L’émigration est une caractéristique de l’histoire portugaise depuis le XVIIe siècle [1]. Mais il y eut aussi des migrations internes. L’exode rural vers les zones urbaines s’accéléra pendant la période d’expansion économique, à partir de 1959. La combinaison – fuite vers les villes et politique du logement du régime salazariste – conduisit à la formation de bidonvilles dans la banlieue de Lisbonne et autour de Porto et de Braga. La promesse tôt faite par Salazar d’« une maison pour chaque Portugais » était devenue, dès 1956, un élément du « développement dual ».

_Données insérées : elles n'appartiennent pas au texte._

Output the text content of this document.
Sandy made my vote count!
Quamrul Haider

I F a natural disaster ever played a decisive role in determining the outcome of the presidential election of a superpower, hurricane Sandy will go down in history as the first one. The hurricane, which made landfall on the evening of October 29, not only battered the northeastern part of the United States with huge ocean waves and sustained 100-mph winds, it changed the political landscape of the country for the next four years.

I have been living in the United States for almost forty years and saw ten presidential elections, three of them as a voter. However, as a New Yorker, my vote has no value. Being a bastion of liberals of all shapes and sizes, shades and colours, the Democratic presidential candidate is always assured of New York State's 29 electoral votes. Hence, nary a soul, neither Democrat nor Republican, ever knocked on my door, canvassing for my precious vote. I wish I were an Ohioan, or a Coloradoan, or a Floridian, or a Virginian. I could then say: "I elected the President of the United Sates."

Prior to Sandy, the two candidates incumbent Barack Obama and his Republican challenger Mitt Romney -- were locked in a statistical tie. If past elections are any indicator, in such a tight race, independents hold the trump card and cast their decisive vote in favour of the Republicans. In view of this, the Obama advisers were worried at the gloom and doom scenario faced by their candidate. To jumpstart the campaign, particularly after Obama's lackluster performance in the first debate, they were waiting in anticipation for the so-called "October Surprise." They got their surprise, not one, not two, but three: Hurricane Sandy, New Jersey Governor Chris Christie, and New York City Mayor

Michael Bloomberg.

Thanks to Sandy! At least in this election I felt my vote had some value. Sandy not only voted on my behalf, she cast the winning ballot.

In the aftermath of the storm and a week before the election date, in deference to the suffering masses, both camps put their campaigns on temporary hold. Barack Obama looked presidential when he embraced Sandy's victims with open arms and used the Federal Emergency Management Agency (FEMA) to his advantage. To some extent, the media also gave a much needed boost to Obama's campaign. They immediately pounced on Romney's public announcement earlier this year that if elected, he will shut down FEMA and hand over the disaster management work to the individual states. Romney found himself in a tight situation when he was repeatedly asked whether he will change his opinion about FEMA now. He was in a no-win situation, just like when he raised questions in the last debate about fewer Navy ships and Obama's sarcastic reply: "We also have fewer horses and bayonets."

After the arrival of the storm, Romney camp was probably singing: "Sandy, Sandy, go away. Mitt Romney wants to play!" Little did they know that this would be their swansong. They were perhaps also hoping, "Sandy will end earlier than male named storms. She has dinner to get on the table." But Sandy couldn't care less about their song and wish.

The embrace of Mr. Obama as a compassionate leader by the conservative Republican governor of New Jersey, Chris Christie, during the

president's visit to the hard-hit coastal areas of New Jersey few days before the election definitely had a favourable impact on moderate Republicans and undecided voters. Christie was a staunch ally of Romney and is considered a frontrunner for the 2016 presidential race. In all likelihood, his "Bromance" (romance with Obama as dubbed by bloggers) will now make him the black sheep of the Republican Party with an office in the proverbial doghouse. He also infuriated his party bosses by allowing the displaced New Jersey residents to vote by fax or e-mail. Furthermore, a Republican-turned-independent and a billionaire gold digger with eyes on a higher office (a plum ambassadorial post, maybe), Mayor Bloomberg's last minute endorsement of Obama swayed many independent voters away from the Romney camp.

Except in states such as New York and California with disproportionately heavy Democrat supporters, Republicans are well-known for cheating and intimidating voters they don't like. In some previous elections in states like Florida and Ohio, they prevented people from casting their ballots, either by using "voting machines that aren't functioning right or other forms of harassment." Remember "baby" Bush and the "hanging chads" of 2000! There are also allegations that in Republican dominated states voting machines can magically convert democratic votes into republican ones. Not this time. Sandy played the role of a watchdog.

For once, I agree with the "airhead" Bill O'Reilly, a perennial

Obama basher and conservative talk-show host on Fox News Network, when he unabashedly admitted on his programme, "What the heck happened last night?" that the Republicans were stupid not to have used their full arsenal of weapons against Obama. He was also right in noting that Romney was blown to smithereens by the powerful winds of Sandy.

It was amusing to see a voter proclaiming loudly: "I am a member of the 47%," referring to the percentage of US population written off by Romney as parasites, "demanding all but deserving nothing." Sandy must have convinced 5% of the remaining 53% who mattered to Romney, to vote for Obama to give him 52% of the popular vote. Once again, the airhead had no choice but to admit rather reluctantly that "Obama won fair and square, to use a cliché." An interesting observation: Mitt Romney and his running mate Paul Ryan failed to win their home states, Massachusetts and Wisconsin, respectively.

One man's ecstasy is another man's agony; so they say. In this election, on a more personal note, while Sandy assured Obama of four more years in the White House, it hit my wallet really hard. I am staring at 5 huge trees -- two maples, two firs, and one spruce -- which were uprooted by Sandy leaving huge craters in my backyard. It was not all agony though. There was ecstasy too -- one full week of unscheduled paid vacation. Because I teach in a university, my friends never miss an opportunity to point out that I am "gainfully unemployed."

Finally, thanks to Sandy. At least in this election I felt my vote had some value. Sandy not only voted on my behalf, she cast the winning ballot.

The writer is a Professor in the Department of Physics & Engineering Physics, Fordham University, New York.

Sedas Nunes, un sociologue, put écrire que « deux sociétés coexistent au Portugal, la “moderne” dépassant rapidement la “traditionnelle” ». Les contradictions du développement capitaliste étaient attribuées aux soi-disant « comportements traditionnels de la population des campagnes », ou « expliquées » par des sermons sur la pauvreté « habituelle ». Ce genre de concepts permettait aux autorités de fermer les yeux sur ce qui se passait en réalité.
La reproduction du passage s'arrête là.